Following findings being projected in 2018 which suggested that the UK were responsible for 500 million tonnes of CO2 being released into the atmosphere every year, the government unveiled their net-zero emissions target for 2050 The plan, which has been drawn up in coincidence with the announcement from the United Nations, which proposed that a failure to reduce the carbon emissions produced by the world was going to have dire consequences for the climate, does not suggest that the UK will not produce anymore carbon emissions. It does, however, propose that any carbon emissions that the UK creates must either be offset or removed. The UN advised that unless CO2 emissions were stopped, danger beckoned.
BBC News spoke to the UK’s Climate minister, Claire Perry, who said: “The report was a really stark and sober piece of work — a good piece of work. Now we know what the goal is, and we know what some of the levers are. But for me, the constant question is: What is the cost and who’s going to bear that, both in the UK and in the global economy. The question is: what does government need to do, where can the private sector come in, and what technologies will come through?”
Here, Audi dealer, Vindis, examine the various ways in which they UK can help, and what can be done.
Fuels that are low in carbon
In order for the UK to be able to reduce the carbon emissions, business and the public need to start taking advantage of carbon-lighter alternatives.
The Guardian reported that in 2018 the UK’s renewable energy capacity was actually better than that of fossil fuels for the first time in history. With the amount of renewable capacity trebling in the same five-year period that fossil fuels decreased by one-third, the capacity of biomass, hydropower, solar and wind power hit 41.9 gigawatts. The capacity of gas, coal and oil-fired power plants recorded in at 41.2 gigawatts between July and September. The man who conducted the research, Dr Iain Staffell, pointed out: “Britain’s power system is slowly but surely walking away from fossil fuels, and [the quarter between July and September] saw a major milestone on the journey.”
Days without coal
The UK, in 2018, for the first time ever, was able to go three days without the use of any coal power stations. The official time stood at 76 consecutive hours. This was before a report from Imperial College London suggested that coal supplied only 1.3 per cent of Britain’s entire use of electricity during the second quarter of 2018. Furnaces based at coal-fired power stations throughout the country were completely unused for 12 days in June last year too.

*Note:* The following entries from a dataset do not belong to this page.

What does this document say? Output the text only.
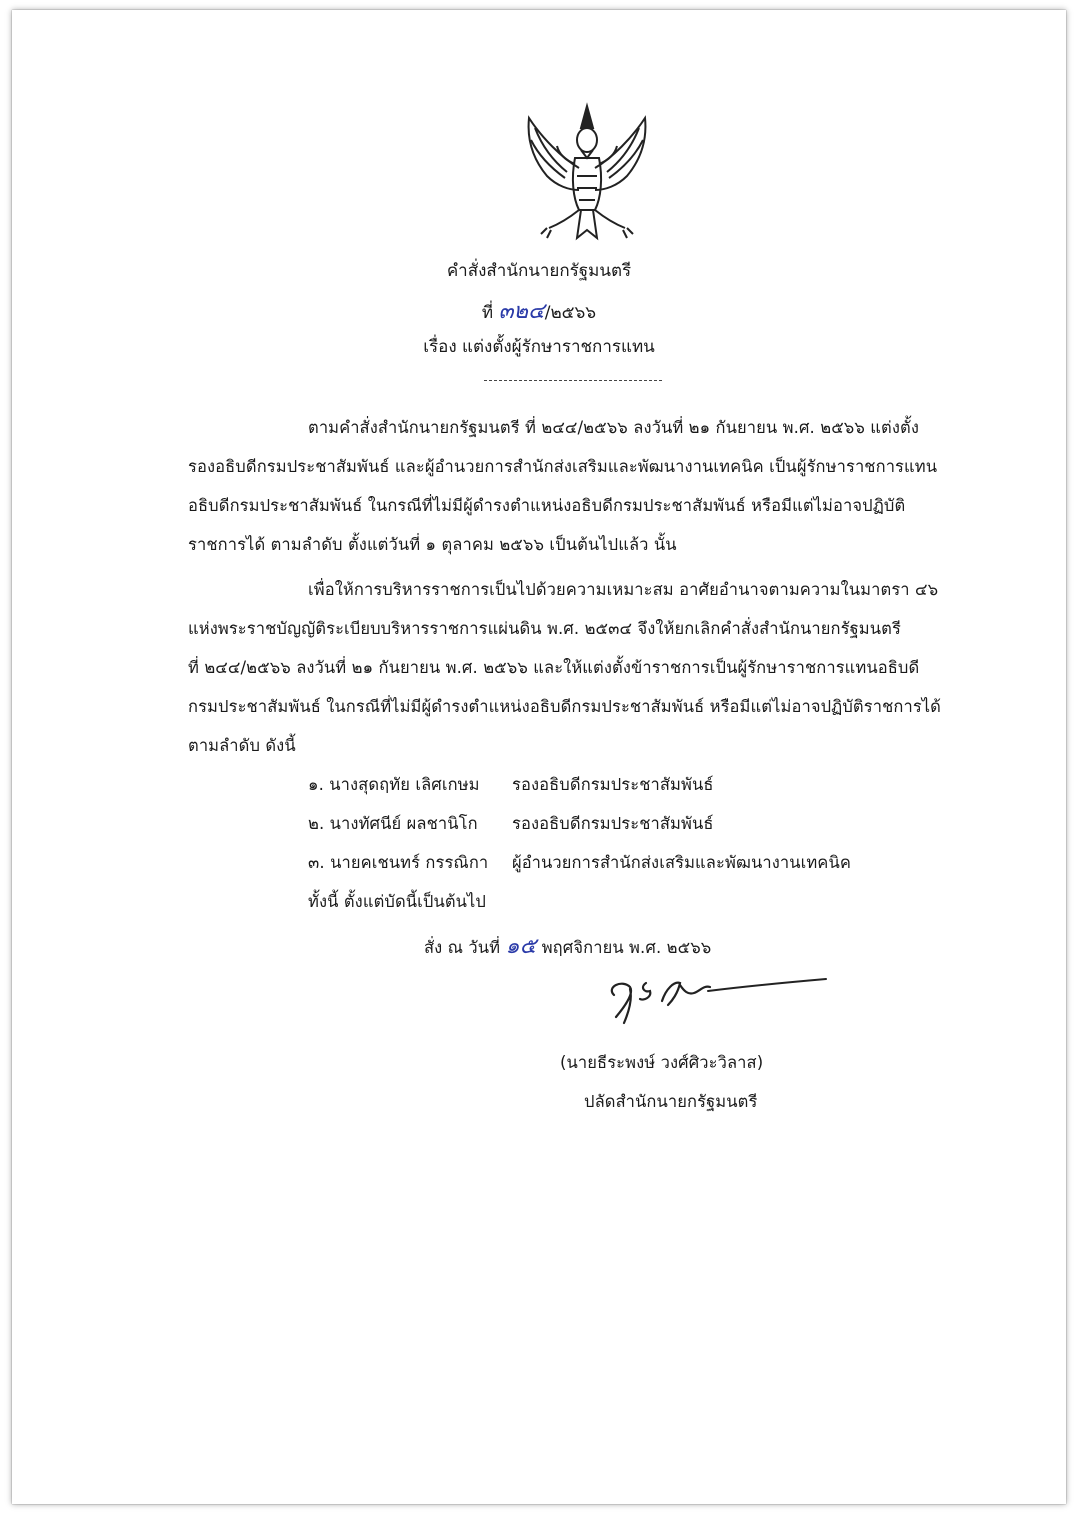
คำสั่งสำนักนายกรัฐมนตรี
ที่ ๓๒๔/๒๕๖๖
เรื่อง แต่งตั้งผู้รักษาราชการแทน
ตามคำสั่งสำนักนายกรัฐมนตรี ที่ ๒๔๔/๒๕๖๖ ลงวันที่ ๒๑ กันยายน พ.ศ. ๒๕๖๖ แต่งตั้ง
รองอธิบดีกรมประชาสัมพันธ์ และผู้อำนวยการสำนักส่งเสริมและพัฒนางานเทคนิค เป็นผู้รักษาราชการแทน
อธิบดีกรมประชาสัมพันธ์ ในกรณีที่ไม่มีผู้ดำรงตำแหน่งอธิบดีกรมประชาสัมพันธ์ หรือมีแต่ไม่อาจปฏิบัติ
ราชการได้ ตามลำดับ ตั้งแต่วันที่ ๑ ตุลาคม ๒๕๖๖ เป็นต้นไปแล้ว นั้น
เพื่อให้การบริหารราชการเป็นไปด้วยความเหมาะสม อาศัยอำนาจตามความในมาตรา ๔๖
แห่งพระราชบัญญัติระเบียบบริหารราชการแผ่นดิน พ.ศ. ๒๕๓๔ จึงให้ยกเลิกคำสั่งสำนักนายกรัฐมนตรี
ที่ ๒๔๔/๒๕๖๖ ลงวันที่ ๒๑ กันยายน พ.ศ. ๒๕๖๖ และให้แต่งตั้งข้าราชการเป็นผู้รักษาราชการแทนอธิบดี
กรมประชาสัมพันธ์ ในกรณีที่ไม่มีผู้ดำรงตำแหน่งอธิบดีกรมประชาสัมพันธ์ หรือมีแต่ไม่อาจปฏิบัติราชการได้
ตามลำดับ ดังนี้
๑. นางสุดฤทัย เลิศเกษม รองอธิบดีกรมประชาสัมพันธ์
๒. นางทัศนีย์ ผลชานิโก รองอธิบดีกรมประชาสัมพันธ์
๓. นายคเชนทร์ กรรณิกา ผู้อำนวยการสำนักส่งเสริมและพัฒนางานเทคนิค
ทั้งนี้ ตั้งแต่บัดนี้เป็นต้นไป
สั่ง ณ วันที่ ๑๕ พฤศจิกายน พ.ศ. ๒๕๖๖
(นายธีระพงษ์ วงศ์ศิวะวิลาส)
ปลัดสำนักนายกรัฐมนตรี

More fuel-efficient Vehicles
The UK’s announcement that the sale of all new ICE (Internal Combustion Engine) vehicles will be prohibited by 2040. It has already existed to change the buying habits of British motorists, with more alternative powered vehicles (e.g. LPG) on the rise.
In a review by Next Green Car, who examine the number of new car registrations in the UK, it became apparent that the number of plug ins registered in 2019 is more than 60 times that of what was registered in 2013.
Figures by the Society of Motor Manufacturers and Traders shows that there has been an increase. 500 electric vehicles were registered each month in the early part of 2014. This number climbed to an average of 5,000 per month throughout 2018.
Improvement in Infrastructure
An improvement in infrastructure has been funded by a combination of government and private business investment. It has allowed for more electric and hybrid vehicles to be on the roads. While the UK’s network of electric vehicle charging points was recorded in at just a few hundred units as of 2011, there were more than 5,800 charging locations, 9,800 charging devices, and 16,700 connectors installed by June 2018.
We are still years away from an entirely electric fleet. The latest vehicle data from the SMMT stated that the car registrations market share for January 2019 was 64.08 per cent petrol. 29.08 per cent was diesel and 6.84 per cent alternative-fuel vehicles. It appears that things are at least moving in the right direction.
Within an article published by the BBC in 2017, it became apparent that a considerable amount of energy wastage in the UK was at the fault of draughty buildings.
The UKGBC (Green Building Council) are an independent, non-for-profit organisation. It promotes sustainable building, and last year they issued a letter to the UK Parliament . It detailed that 25 million homes don’t meet the insulation standards being enforced in the mid-century. All 25 million will need renovating in order to meet the standards desired by the government. This is especially worrying as in government documents it states that at a similar time to the report being released, there were only slightly more than 27 million households in the UK. This means roughly 92% of houses at the time needed such insulation implemented. The rate of refurbishment stood at a rate of 1.4 homes needing to be worked on every minute as of the beginning of 2017.
Cutting carbon emissions aren’t the only benefit of better insulated buildings. The head of Green Building Council, Julie Hirigoyen, explains: “People will have warmer homes and lower bills; they will live longer, happier lives; we will be able to address climate change and carbon emissions. We will also be creating many thousands of jobs and exporting our best skills in innovation.”
These are just a handful of the ways that the UK is successfully driving down its carbon emissions. However, individually, a general reevaluation of your energy requirements can help your contribution.